I had the impression that all the hard work was done in the crypto backends,
and that they key itself was not actually handled in other places, but at
best copied.  Is that not true?  Even the credential caches appear to just
handle literal data that the _store_ and _cursor_ through?


I realise this is a big one... and I cannot really estimate how many
assumptions are twined into the code -- the design is generally very nice
and orthogonal, so I was hoping it might be doable.
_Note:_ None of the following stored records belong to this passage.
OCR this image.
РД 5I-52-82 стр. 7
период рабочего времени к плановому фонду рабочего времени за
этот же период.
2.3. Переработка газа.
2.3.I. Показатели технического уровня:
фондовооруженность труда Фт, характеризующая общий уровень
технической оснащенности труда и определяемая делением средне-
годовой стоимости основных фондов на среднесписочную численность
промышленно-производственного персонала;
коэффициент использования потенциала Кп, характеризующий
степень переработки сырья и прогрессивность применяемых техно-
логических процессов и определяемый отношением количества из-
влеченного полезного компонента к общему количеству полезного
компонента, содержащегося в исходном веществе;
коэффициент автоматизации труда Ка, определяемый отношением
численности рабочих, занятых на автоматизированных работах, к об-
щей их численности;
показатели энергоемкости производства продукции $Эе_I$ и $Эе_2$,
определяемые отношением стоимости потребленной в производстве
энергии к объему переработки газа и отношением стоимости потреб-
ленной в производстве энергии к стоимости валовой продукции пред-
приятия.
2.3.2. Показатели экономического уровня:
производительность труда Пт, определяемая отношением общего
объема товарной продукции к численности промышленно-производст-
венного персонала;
FWIW, I've already had a bit of success extending PKCS #11 locally, and
got the chances embedded in SoftHSMv2, from which I hope it will spread,
http://openfortress.nl/doc/spec/pgp-in-pkcs11/
and I wouldn't mind writing up another one of those for Kerberos.


Sorry to stir up a hornet's nest ;-)

-Rick


[1] It is not uncommon for USB tokens to store only 32 kB of keys;
    it is not uncommon for high-end HSMs to be very slow doing
    C_FindObjectsXXX() on hundreds of keys.  Both could be resolved
    with off-chip storage using C_WrapKey() and C_UnwrapKey().